Wednesday, March 18, 2009

Plant Insulation Company Pays Out Record Settlement

In January of this year, Plant Insulation Company, of Emeryville, California was ordered to pay more than $4.3 million to the families of three San Francisco Bay Area pipefitters who died of mesothelioma.

The awards go to the survivors of Concord, California resident William C. Hearn, former Sacramento County resident James Harris, and former Sebastopol resident George Wetch.

The verdict, handed down by the San Francisco Superior Court, found that Plant Insulation Company, a large industrial insulation distributor and contractor, continued to distribute asbestos-containing products even though company officials knew asbestos could cause illness and death.

According to testimony, Plant Insulation Company - which was ruled 59-percent liable for Hearn's death - continued to sell off products containing asbestos (in boxes marked "asbestos-free") in the 1970s, along with their stock of non-asbestos insulation products.

The jury ruled on the basis of product liability and negligence, following testimony by one former insulator who said this practice of mislabeling and selling off old stock continued well into the late 70s, or long after both health officials and the Environmental Protection Agency (EPA) recognized its dangers.
Asbestos fibers, inhaled, can lead to lesions in the lungs which cause mesothelioma, an invariably fatal cancer that can take up to five decades to manifest and commonly results in death.

In November of last year, Plant Insulation Company settled the case of Joseph Sandra. In September of last year, the company settled in the death of Douglas Vanden Broek. In July, the company also settled in the case of former San Francisco resident Warren Schiebold.

In 1989, the EPA issued a final rule banning most asbestos-containing products.
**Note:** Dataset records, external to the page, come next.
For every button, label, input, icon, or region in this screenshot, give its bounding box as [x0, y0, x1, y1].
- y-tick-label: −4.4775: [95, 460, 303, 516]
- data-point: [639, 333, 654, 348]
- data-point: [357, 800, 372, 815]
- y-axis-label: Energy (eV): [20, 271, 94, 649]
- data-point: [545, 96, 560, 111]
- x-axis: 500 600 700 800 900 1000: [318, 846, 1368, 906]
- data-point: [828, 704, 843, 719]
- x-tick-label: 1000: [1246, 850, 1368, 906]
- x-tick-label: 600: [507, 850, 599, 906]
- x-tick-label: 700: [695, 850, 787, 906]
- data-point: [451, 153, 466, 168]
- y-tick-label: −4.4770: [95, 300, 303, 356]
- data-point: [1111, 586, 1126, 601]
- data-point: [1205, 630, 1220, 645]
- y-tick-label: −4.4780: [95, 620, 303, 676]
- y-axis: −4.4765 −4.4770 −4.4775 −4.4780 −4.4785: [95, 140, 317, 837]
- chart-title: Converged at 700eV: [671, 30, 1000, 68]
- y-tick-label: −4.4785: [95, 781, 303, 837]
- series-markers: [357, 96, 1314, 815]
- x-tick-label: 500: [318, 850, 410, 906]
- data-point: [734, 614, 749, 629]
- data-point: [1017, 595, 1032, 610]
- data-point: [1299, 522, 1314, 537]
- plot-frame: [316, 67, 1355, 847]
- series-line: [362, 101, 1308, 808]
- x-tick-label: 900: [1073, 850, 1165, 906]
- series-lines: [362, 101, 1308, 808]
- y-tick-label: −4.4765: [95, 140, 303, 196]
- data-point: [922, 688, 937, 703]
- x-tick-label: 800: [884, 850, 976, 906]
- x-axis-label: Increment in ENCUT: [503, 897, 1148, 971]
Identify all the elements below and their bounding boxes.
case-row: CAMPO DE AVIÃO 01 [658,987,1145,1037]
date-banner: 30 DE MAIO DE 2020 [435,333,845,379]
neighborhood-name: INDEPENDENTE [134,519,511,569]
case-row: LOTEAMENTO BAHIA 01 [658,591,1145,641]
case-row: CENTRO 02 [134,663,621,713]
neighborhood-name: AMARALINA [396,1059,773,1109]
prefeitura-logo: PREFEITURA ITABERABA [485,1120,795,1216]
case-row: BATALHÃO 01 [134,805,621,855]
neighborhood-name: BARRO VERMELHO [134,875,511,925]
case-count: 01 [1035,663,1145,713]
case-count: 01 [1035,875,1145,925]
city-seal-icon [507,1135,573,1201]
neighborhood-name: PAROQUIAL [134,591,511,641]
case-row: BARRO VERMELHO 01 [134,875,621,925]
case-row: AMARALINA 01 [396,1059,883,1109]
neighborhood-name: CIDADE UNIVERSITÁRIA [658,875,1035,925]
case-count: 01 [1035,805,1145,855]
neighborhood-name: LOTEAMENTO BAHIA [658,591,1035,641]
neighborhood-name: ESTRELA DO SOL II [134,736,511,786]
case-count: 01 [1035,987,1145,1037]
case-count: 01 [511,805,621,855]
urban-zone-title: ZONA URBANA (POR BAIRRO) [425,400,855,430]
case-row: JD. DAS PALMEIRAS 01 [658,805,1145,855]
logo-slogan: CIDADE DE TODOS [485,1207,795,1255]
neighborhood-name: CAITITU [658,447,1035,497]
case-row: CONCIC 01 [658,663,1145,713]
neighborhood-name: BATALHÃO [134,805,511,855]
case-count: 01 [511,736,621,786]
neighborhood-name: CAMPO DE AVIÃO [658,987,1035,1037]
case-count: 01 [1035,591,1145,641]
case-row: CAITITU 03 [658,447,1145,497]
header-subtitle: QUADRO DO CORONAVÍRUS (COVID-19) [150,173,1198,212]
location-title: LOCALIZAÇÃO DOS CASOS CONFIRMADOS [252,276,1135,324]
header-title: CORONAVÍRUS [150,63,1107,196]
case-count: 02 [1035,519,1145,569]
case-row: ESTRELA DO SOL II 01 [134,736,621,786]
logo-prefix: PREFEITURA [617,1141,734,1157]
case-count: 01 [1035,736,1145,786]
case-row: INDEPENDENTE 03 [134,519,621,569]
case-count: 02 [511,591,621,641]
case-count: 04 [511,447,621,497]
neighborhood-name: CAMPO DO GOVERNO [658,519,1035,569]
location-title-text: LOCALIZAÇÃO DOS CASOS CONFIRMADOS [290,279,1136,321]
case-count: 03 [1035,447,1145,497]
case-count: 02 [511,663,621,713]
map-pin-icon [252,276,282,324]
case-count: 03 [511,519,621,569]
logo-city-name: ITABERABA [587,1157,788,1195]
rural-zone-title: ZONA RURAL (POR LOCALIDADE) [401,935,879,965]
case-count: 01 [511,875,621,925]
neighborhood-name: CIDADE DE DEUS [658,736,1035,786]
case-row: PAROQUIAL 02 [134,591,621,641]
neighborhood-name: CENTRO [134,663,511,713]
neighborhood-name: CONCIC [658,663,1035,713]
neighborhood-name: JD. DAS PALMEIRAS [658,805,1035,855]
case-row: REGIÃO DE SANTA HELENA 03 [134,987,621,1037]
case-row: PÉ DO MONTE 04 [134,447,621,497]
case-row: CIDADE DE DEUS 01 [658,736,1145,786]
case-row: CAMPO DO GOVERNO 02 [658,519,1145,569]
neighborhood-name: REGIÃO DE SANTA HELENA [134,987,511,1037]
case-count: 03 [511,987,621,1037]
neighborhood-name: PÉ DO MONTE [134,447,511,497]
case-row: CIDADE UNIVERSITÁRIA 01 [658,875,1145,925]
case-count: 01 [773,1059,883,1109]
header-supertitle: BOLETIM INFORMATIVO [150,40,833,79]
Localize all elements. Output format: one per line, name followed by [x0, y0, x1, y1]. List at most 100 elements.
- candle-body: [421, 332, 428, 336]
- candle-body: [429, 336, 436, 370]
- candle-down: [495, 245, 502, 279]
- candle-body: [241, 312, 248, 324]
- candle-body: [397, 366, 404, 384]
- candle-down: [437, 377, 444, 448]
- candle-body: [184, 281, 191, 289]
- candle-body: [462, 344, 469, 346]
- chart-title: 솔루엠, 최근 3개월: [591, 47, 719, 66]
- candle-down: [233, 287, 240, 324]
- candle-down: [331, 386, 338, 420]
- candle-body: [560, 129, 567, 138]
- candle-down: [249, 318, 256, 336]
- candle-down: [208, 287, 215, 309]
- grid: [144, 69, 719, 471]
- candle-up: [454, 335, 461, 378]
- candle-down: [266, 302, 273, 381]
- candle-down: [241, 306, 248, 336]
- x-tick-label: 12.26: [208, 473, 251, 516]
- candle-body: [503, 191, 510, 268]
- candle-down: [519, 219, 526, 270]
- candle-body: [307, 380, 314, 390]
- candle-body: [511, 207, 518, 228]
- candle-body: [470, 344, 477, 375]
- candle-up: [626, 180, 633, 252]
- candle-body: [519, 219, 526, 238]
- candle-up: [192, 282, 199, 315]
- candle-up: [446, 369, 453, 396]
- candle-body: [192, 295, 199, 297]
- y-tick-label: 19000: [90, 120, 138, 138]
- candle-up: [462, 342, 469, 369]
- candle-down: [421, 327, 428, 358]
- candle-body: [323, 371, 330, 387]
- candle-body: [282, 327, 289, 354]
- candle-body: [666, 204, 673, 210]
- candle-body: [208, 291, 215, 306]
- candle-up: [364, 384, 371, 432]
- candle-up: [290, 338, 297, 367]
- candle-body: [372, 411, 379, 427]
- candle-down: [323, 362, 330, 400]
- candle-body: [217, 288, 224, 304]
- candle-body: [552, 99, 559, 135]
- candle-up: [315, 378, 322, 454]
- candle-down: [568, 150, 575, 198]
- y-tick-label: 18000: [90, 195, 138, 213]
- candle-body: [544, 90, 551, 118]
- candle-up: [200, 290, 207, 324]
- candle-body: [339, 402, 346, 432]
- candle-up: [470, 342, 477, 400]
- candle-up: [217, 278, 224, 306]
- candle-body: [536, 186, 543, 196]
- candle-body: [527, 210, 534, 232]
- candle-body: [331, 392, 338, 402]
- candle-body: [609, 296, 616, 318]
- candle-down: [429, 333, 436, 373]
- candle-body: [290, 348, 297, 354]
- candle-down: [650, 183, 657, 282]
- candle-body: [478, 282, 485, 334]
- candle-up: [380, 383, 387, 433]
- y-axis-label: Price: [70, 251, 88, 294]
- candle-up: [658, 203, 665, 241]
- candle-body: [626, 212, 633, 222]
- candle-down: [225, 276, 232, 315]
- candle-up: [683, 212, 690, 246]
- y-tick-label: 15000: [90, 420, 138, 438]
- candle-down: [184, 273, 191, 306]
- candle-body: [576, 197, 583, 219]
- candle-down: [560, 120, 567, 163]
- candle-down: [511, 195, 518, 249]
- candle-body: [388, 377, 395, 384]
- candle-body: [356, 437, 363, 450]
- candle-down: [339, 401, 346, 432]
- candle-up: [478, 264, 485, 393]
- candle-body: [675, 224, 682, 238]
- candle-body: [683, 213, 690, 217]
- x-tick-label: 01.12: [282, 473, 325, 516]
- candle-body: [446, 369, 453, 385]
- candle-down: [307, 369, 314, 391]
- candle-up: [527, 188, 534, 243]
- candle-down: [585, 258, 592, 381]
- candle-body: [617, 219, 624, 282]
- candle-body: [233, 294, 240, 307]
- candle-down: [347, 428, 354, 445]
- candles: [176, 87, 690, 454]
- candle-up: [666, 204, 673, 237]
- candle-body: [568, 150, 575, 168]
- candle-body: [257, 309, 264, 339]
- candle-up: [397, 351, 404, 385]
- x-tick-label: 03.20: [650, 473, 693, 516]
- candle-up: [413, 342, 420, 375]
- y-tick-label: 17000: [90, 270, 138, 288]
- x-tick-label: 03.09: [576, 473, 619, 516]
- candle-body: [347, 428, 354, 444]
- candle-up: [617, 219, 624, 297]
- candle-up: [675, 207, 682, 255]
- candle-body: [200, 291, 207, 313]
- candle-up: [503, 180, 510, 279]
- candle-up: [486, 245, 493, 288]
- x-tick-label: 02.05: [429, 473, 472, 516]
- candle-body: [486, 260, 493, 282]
This rule was overturned by the Fifth Circuit Court of Appeals in New Orleans in 1991. As a result of the Court's decision, the following specific asbestos-containing products remain banned:

  • flooring felt
  • roll board
  • corrugated, commercial, or specialty paper
  • asbestos in products that have not historically contained asbestos

Remaining on the market are:

  • Asbestos-cement corrugated sheet, asbestos-cement flat sheet, vinyl-asbestos floor tile, asbestos-cement shingle, and millboard
  • Asbestos clothing
  • Asbestos-cement pipe and pipeline wrap
  • Automatic transmission components, clutch facings, friction materials, disc brake pads, drum brake linings, brake blocks, and gaskets
  • Non-roofing coatings, roofing felt, and roof coatings.

The Ban Asbestos in America Act of 2007, S. 742, which has been making the circuit since 2003, never became law. Products containing asbestos are still manufactured and sold in the United States today, or shipped in from overseas by manufacturers of American origin who choose cheap, foreign labor over the health of United States' citizens.

Asbestos is everywhere, in the buildings where we work and live, the schools our children attend, even the hospitals where we go to receive health care. Asbestos does not degrade with time, remaining a constant threat, and neither OSHA, the CDC, nor the American Cancer Society, has ever established minimum, safe levels of exposure.